Rezensions-Blog 168: Das vielfarbene Land (1)

Posted Juni 13th, 2018 by Uwe Lammers

Liebe Freunde des OSM,

heute kommt mal wieder eine Vorstellung einer recht alten Rezension noch we­sentlich älterer Romane. Ich las den „Pliozän-Zyklus“ von Julian May, dessen er­ster Band hier besprochen wird, erstmals 1988, dann wieder 2001 (aus diesem Jahr stammt die vorliegende Rezension), und manches, was ich unten gegen Schluss sage, ist leider bis heute ein Desiderat. So wurde etwa der „Milieu-Zy­klus“, die dreibändige Vorgeschichte des „Pliozän-Zyklus“, leider bis heute nicht ins Deutsche übertragen. Und leider kann man da auch nicht mehr Wolfgang Jeschke bedrängen, denn inzwischen ist er ebenso von uns gegangen wie da­mals die Übersetzerin Rosemarie Hundertmarck.

Gleichwohl gebe ich die Hoffnung nicht auf, dass sich vielleicht irgendwer mal dieses Siebenteilers komplett annimmt und ihn neu herausbringt – vielleicht Pi­per. Ich meine, wenn schon alte Schinken wie Robert Heinlein neu aufgelegt werden, könnte man doch erwarten, dass qualitativ hochwertige SF mit kom­plexem, sozialkritischem Hintergrund wie die vorliegenden Romane und der „Milieu-Zyklus“ doch auch mal wieder an die Reihe kommen sollten, oder?

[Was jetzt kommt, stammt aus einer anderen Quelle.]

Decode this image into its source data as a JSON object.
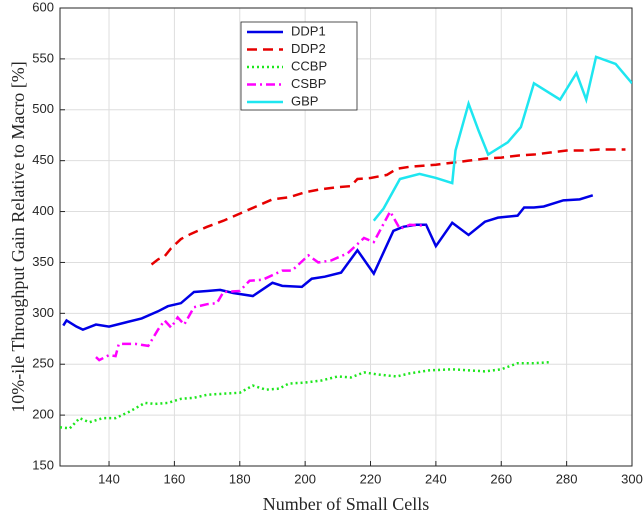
{
  "chart_data": {
    "type": "line",
    "xlabel": "Number of Small Cells",
    "ylabel": "10%-ile Throughput Gain Relative to Macro [%]",
    "xlim": [
      125,
      300
    ],
    "xticks": [
      140,
      160,
      180,
      200,
      220,
      240,
      260,
      280,
      300
    ],
    "ylim": [
      150,
      600
    ],
    "yticks": [
      150,
      200,
      250,
      300,
      350,
      400,
      450,
      500,
      550,
      600
    ],
    "grid": true,
    "legend": "top-center",
    "series": [
      {
        "name": "DDP1",
        "color": "#0000e6",
        "linestyle": "solid",
        "x": [
          126,
          127,
          130,
          132,
          136,
          140,
          145,
          150,
          155,
          158,
          162,
          166,
          170,
          174,
          178,
          184,
          190,
          193,
          199,
          202,
          206,
          211,
          216,
          221,
          227,
          230,
          234,
          237,
          240,
          245,
          250,
          255,
          259,
          262,
          265,
          267,
          270,
          273,
          279,
          284,
          288
        ],
        "values": [
          288,
          293,
          287,
          284,
          289,
          287,
          291,
          295,
          302,
          307,
          310,
          321,
          322,
          323,
          320,
          317,
          330,
          327,
          326,
          334,
          336,
          340,
          362,
          339,
          381,
          385,
          387,
          387,
          366,
          389,
          377,
          390,
          394,
          395,
          396,
          404,
          404,
          405,
          411,
          412,
          416
        ]
      },
      {
        "name": "DDP2",
        "color": "#e60000",
        "linestyle": "dashed",
        "x": [
          153,
          155,
          157,
          159,
          162,
          165,
          170,
          175,
          180,
          185,
          190,
          195,
          200,
          205,
          210,
          214,
          216,
          220,
          225,
          228,
          232,
          236,
          240,
          245,
          250,
          255,
          260,
          265,
          270,
          275,
          280,
          285,
          290,
          298
        ],
        "values": [
          348,
          353,
          356,
          364,
          373,
          378,
          385,
          391,
          398,
          405,
          412,
          414,
          419,
          422,
          424,
          425,
          432,
          433,
          436,
          442,
          444,
          445,
          446,
          448,
          450,
          452,
          453,
          455,
          456,
          458,
          460,
          460,
          461,
          461
        ]
      },
      {
        "name": "CCBP",
        "color": "#1ee61e",
        "linestyle": "dotted",
        "x": [
          125,
          128,
          131,
          134,
          138,
          142,
          146,
          151,
          154,
          158,
          162,
          166,
          170,
          175,
          180,
          184,
          188,
          192,
          195,
          200,
          205,
          210,
          214,
          218,
          222,
          228,
          232,
          238,
          245,
          250,
          255,
          260,
          265,
          270,
          275
        ],
        "values": [
          188,
          187,
          197,
          193,
          197,
          197,
          203,
          212,
          211,
          212,
          216,
          217,
          220,
          221,
          222,
          229,
          225,
          226,
          231,
          232,
          234,
          238,
          237,
          242,
          240,
          238,
          241,
          244,
          245,
          244,
          243,
          245,
          251,
          251,
          252
        ]
      },
      {
        "name": "CSBP",
        "color": "#ff00ff",
        "linestyle": "dashdot",
        "x": [
          136,
          137,
          140,
          142,
          143,
          148,
          152,
          155,
          157,
          159,
          161,
          163,
          166,
          170,
          173,
          175,
          180,
          183,
          187,
          193,
          196,
          201,
          204,
          208,
          213,
          218,
          221,
          226,
          229,
          232,
          237
        ],
        "values": [
          257,
          254,
          259,
          258,
          270,
          270,
          268,
          284,
          293,
          286,
          296,
          289,
          306,
          309,
          310,
          321,
          322,
          332,
          333,
          342,
          342,
          357,
          350,
          352,
          359,
          374,
          370,
          400,
          383,
          387,
          386
        ]
      },
      {
        "name": "GBP",
        "color": "#1ee6f0",
        "linestyle": "solid",
        "x": [
          221,
          224,
          229,
          235,
          240,
          245,
          246,
          250,
          253,
          256,
          262,
          266,
          270,
          278,
          283,
          286,
          289,
          295,
          300
        ],
        "values": [
          391,
          403,
          432,
          437,
          433,
          428,
          460,
          506,
          480,
          456,
          468,
          483,
          526,
          510,
          536,
          510,
          552,
          545,
          526
        ]
      }
    ]
  }
}
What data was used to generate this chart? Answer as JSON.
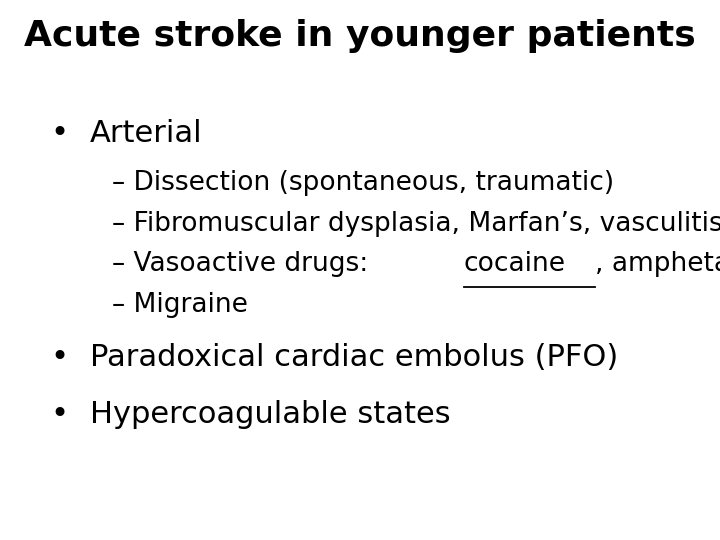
{
  "title": "Acute stroke in younger patients",
  "title_fontsize": 26,
  "title_fontweight": "bold",
  "background_color": "#ffffff",
  "text_color": "#000000",
  "bullet1": "Arterial",
  "bullet1_size": 22,
  "sub_item1": "– Dissection (spontaneous, traumatic)",
  "sub_item2": "– Fibromuscular dysplasia, Marfan’s, vasculitis",
  "vaso_prefix": "– Vasoactive drugs:  ",
  "vaso_cocaine": "cocaine",
  "vaso_suffix": ", amphetamines",
  "sub_item4": "– Migraine",
  "sub_size": 19,
  "bullet2": "Paradoxical cardiac embolus (PFO)",
  "bullet2_size": 22,
  "bullet3": "Hypercoagulable states",
  "bullet3_size": 22,
  "bullet_char": "•",
  "font_family": "DejaVu Sans"
}
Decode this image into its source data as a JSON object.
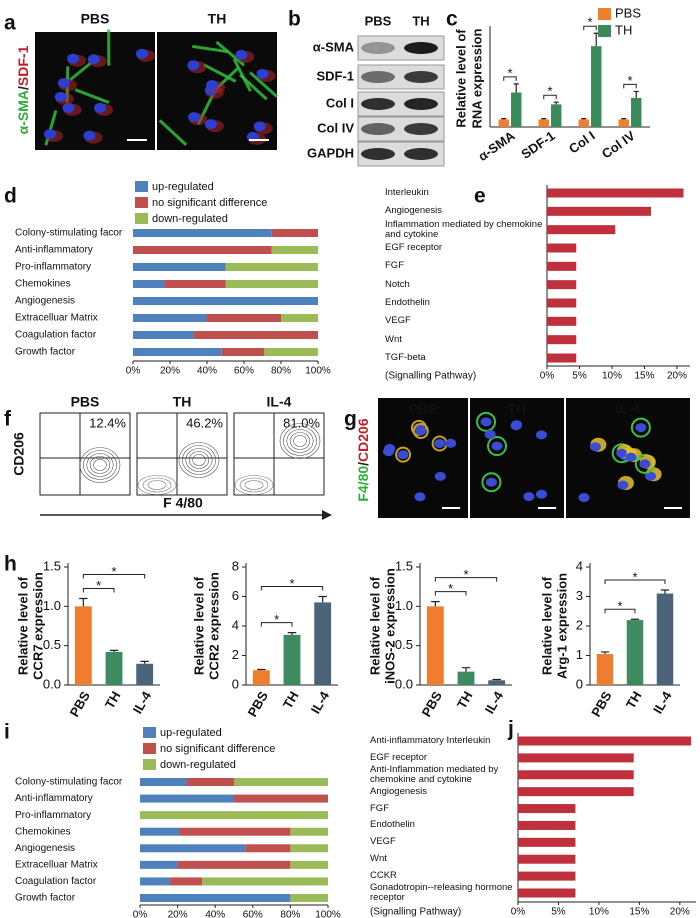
{
  "figure": {
    "a": {
      "panel": "a",
      "images": [
        "PBS",
        "TH"
      ],
      "channel_label": [
        "α-SMA",
        "/",
        "SDF-1"
      ]
    },
    "b": {
      "panel": "b",
      "lanes": [
        "PBS",
        "TH"
      ],
      "proteins": [
        "α-SMA",
        "SDF-1",
        "Col I",
        "Col IV",
        "GAPDH"
      ]
    },
    "f": {
      "panel": "f",
      "y_label": "CD206",
      "x_label": "F 4/80",
      "plots": [
        {
          "name": "PBS",
          "percent": "12.4%"
        },
        {
          "name": "TH",
          "percent": "46.2%"
        },
        {
          "name": "IL-4",
          "percent": "81.0%"
        }
      ]
    },
    "g": {
      "panel": "g",
      "images": [
        "PBS",
        "TH",
        "IL-4"
      ],
      "channel_label": [
        "F4/80",
        "/",
        "CD206"
      ]
    }
  },
  "chart_data": [
    {
      "type": "bar",
      "panel": "c",
      "y_label": [
        "Relative level of",
        "RNA expression"
      ],
      "categories": [
        "α-SMA",
        "SDF-1",
        "Col I",
        "Col IV"
      ],
      "series": [
        {
          "name": "PBS",
          "color": "#f07f2a",
          "values": [
            0.35,
            0.35,
            0.35,
            0.35
          ],
          "errors": [
            0.04,
            0.04,
            0.04,
            0.04
          ]
        },
        {
          "name": "TH",
          "color": "#3b8a5a",
          "values": [
            1.6,
            1.05,
            3.75,
            1.35
          ],
          "errors": [
            0.4,
            0.1,
            0.6,
            0.3
          ]
        }
      ],
      "ylim": [
        0,
        4.5
      ],
      "annotations": [
        "*",
        "*",
        "*",
        "*"
      ],
      "legend": "upper right"
    },
    {
      "type": "stacked_barh",
      "panel": "d",
      "categories": [
        "Colony-stimulating facor",
        "Anti-inflammatory",
        "Pro-inflammatory",
        "Chemokines",
        "Angiogenesis",
        "Extracelluar Matrix",
        "Coagulation factor",
        "Growth factor"
      ],
      "series": [
        {
          "name": "up-regulated",
          "color": "#4f81bd",
          "values": [
            75,
            0,
            50,
            17,
            100,
            40,
            33,
            48
          ]
        },
        {
          "name": "no significant difference",
          "color": "#c0504d",
          "values": [
            25,
            75,
            0,
            33,
            0,
            40,
            67,
            23
          ]
        },
        {
          "name": "down-regulated",
          "color": "#9bbb59",
          "values": [
            0,
            25,
            50,
            50,
            0,
            20,
            0,
            29
          ]
        }
      ],
      "xlim": [
        0,
        100
      ],
      "xticks": [
        {
          "value": 0,
          "label": "0%"
        },
        {
          "value": 20,
          "label": "20%"
        },
        {
          "value": 40,
          "label": "40%"
        },
        {
          "value": 60,
          "label": "60%"
        },
        {
          "value": 80,
          "label": "80%"
        },
        {
          "value": 100,
          "label": "100%"
        }
      ],
      "legend": "upper left"
    },
    {
      "type": "barh",
      "panel": "e",
      "y_label": "(Signalling Pathway)",
      "categories": [
        "Interleukin",
        "Angiogenesis",
        "Inflammation mediated by chemokine and cytokine",
        "EGF receptor",
        "FGF",
        "Notch",
        "Endothelin",
        "VEGF",
        "Wnt",
        "TGF-beta"
      ],
      "values": [
        21,
        16,
        10.5,
        4.5,
        4.5,
        4.5,
        4.5,
        4.5,
        4.5,
        4.5
      ],
      "color": "#c0303c",
      "xlim": [
        0,
        22
      ],
      "xticks": [
        {
          "value": 0,
          "label": "0%"
        },
        {
          "value": 5,
          "label": "5%"
        },
        {
          "value": 10,
          "label": "10%"
        },
        {
          "value": 15,
          "label": "15%"
        },
        {
          "value": 20,
          "label": "20%"
        }
      ]
    },
    {
      "type": "bar",
      "panel": "h",
      "y_label": [
        "Relative level of",
        "CCR7 expression"
      ],
      "categories": [
        "PBS",
        "TH",
        "IL-4"
      ],
      "values": [
        1.0,
        0.42,
        0.27
      ],
      "errors": [
        0.1,
        0.02,
        0.03
      ],
      "colors": [
        "#ef7d2d",
        "#3d8b5e",
        "#4b6479"
      ],
      "ylim": [
        0,
        1.5
      ],
      "yticks": [
        {
          "value": 0,
          "label": "0.0"
        },
        0.5,
        {
          "value": 1,
          "label": "1.0"
        },
        1.5
      ],
      "annotations": [
        "*",
        "*"
      ]
    },
    {
      "type": "bar",
      "y_label": [
        "Relative level of",
        "CCR2 expression"
      ],
      "categories": [
        "PBS",
        "TH",
        "IL-4"
      ],
      "values": [
        1.0,
        3.4,
        5.6
      ],
      "errors": [
        0.05,
        0.15,
        0.4
      ],
      "colors": [
        "#ef7d2d",
        "#3d8b5e",
        "#4b6479"
      ],
      "ylim": [
        0,
        8
      ],
      "yticks": [
        0,
        2,
        4,
        6,
        8
      ],
      "annotations": [
        "*",
        "*"
      ]
    },
    {
      "type": "bar",
      "y_label": [
        "Relative level of",
        "iNOS-2 expression"
      ],
      "categories": [
        "PBS",
        "TH",
        "IL-4"
      ],
      "values": [
        1.0,
        0.17,
        0.06
      ],
      "errors": [
        0.06,
        0.05,
        0.01
      ],
      "colors": [
        "#ef7d2d",
        "#3d8b5e",
        "#4b6479"
      ],
      "ylim": [
        0,
        1.5
      ],
      "yticks": [
        {
          "value": 0,
          "label": "0.0"
        },
        0.5,
        {
          "value": 1,
          "label": "1.0"
        },
        1.5
      ],
      "annotations": [
        "*",
        "*"
      ]
    },
    {
      "type": "bar",
      "y_label": [
        "Relative level of",
        "Arg-1 expression"
      ],
      "categories": [
        "PBS",
        "TH",
        "IL-4"
      ],
      "values": [
        1.05,
        2.2,
        3.1
      ],
      "errors": [
        0.07,
        0.03,
        0.12
      ],
      "colors": [
        "#ef7d2d",
        "#3d8b5e",
        "#4b6479"
      ],
      "ylim": [
        0,
        4
      ],
      "yticks": [
        0,
        1,
        2,
        3,
        4
      ],
      "annotations": [
        "*",
        "*"
      ]
    },
    {
      "type": "stacked_barh",
      "panel": "i",
      "categories": [
        "Colony-stimulating facor",
        "Anti-inflammatory",
        "Pro-inflammatory",
        "Chemokines",
        "Angiogenesis",
        "Extracelluar Matrix",
        "Coagulation factor",
        "Growth factor"
      ],
      "series": [
        {
          "name": "up-regulated",
          "color": "#4f81bd",
          "values": [
            25,
            50,
            0,
            21,
            56,
            20,
            16,
            80
          ]
        },
        {
          "name": "no significant difference",
          "color": "#c0504d",
          "values": [
            25,
            50,
            0,
            59,
            24,
            60,
            17,
            0
          ]
        },
        {
          "name": "down-regulated",
          "color": "#9bbb59",
          "values": [
            50,
            0,
            100,
            20,
            20,
            20,
            67,
            20
          ]
        }
      ],
      "xlim": [
        0,
        100
      ],
      "xticks": [
        {
          "value": 0,
          "label": "0%"
        },
        {
          "value": 20,
          "label": "20%"
        },
        {
          "value": 40,
          "label": "40%"
        },
        {
          "value": 60,
          "label": "60%"
        },
        {
          "value": 80,
          "label": "80%"
        },
        {
          "value": 100,
          "label": "100%"
        }
      ],
      "legend": "upper left"
    },
    {
      "type": "barh",
      "panel": "j",
      "y_label": "(Signalling Pathway)",
      "categories": [
        "Anti-inflammatory Interleukin",
        "EGF receptor",
        "Anti-Inflammation mediated by chemokine and cytokine",
        "Angiogenesis",
        "FGF",
        "Endothelin",
        "VEGF",
        "Wnt",
        "CCKR",
        "Gonadotropin--releasing hormone receptor"
      ],
      "values": [
        21.4,
        14.3,
        14.3,
        14.3,
        7.1,
        7.1,
        7.1,
        7.1,
        7.1,
        7.1
      ],
      "color": "#c0303c",
      "xlim": [
        0,
        22
      ],
      "xticks": [
        {
          "value": 0,
          "label": "0%"
        },
        {
          "value": 5,
          "label": "5%"
        },
        {
          "value": 10,
          "label": "10%"
        },
        {
          "value": 15,
          "label": "15%"
        },
        {
          "value": 20,
          "label": "20%"
        }
      ]
    }
  ]
}
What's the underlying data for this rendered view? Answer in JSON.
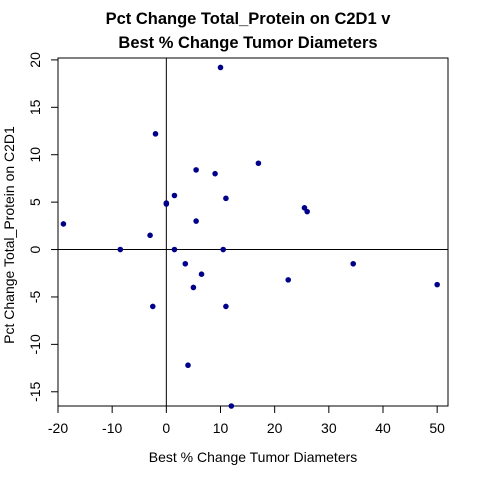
{
  "chart_data": {
    "type": "scatter",
    "title_lines": [
      "Pct Change Total_Protein on C2D1 v",
      "Best % Change Tumor Diameters"
    ],
    "xlabel": "Best % Change Tumor Diameters",
    "ylabel": "Pct Change Total_Protein on C2D1",
    "xlim": [
      -20,
      52
    ],
    "ylim": [
      -16.5,
      20.2
    ],
    "xticks": [
      -20,
      -10,
      0,
      10,
      20,
      30,
      40,
      50
    ],
    "yticks": [
      -15,
      -10,
      -5,
      0,
      5,
      10,
      15,
      20
    ],
    "reference_lines": {
      "x": 0,
      "y": 0
    },
    "point_color": "#00008B",
    "x": [
      -19,
      -8.5,
      -3,
      -2,
      -2.5,
      0,
      0,
      1.5,
      1.5,
      3.5,
      4,
      5,
      5.5,
      5.5,
      6.5,
      9,
      10,
      10.5,
      11,
      11,
      12,
      17,
      22.5,
      25.5,
      26,
      34.5,
      50
    ],
    "y": [
      2.7,
      0.0,
      1.5,
      12.2,
      -6.0,
      4.8,
      4.9,
      5.7,
      0.0,
      -1.5,
      -12.2,
      -4.0,
      8.4,
      3.0,
      -2.6,
      8.0,
      19.2,
      0.0,
      -6.0,
      5.4,
      -16.5,
      9.1,
      -3.2,
      4.4,
      4.0,
      -1.5,
      -3.7
    ]
  }
}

Wer also sowohl Zeitreise- als auch Mutantengeschichten, in die Erstkontaktge­schichten und in gewisser Weise Präastronautik eingewoben sind, schätzen kann, sollte diese Romane unbedingt mal suchen. Die Hundertmarcksche Über­setzung ist brillant, emotional und unglaublich kenntnisreich, sie erinnert mich heutzutage deutlich an die Übersetzungen, die das Ehepaar Linckens etwa bei Connie Willis oder Robert Charles Wilson geleistet hat.

Wer also neugierig geworden ist, der folge mir mal durch das Portal in Frank­reich in die Vergangenheit des irdischen Pliozän, sechs Millionen Jahre vor der Gegenwart. Und wer dort die Urzeit erwartet, der hat wirklich keinen blassen Schimmer – die Vergangenheit ist sehr viel farbenprächtiger und exotischer, als sich je einer der Auswanderer vorgestellt hat…

Vorhang auf:

Das vielfarbene Land

(OT: The Many-Colored Land)

von Julian May

Heyne 4300

512 Seiten, 1986

Übersetzt von Rosemarie Hundertmarck

Wenn man depressiv und beladen ist, in der Welt kein Licht mehr sieht und man allem und jedem den Rücken kehren möchte, dann bricht man in unserer heutigen Welt entweder auf und flüchtet vor allem, was man um sich hat – oder man begeht Suizid.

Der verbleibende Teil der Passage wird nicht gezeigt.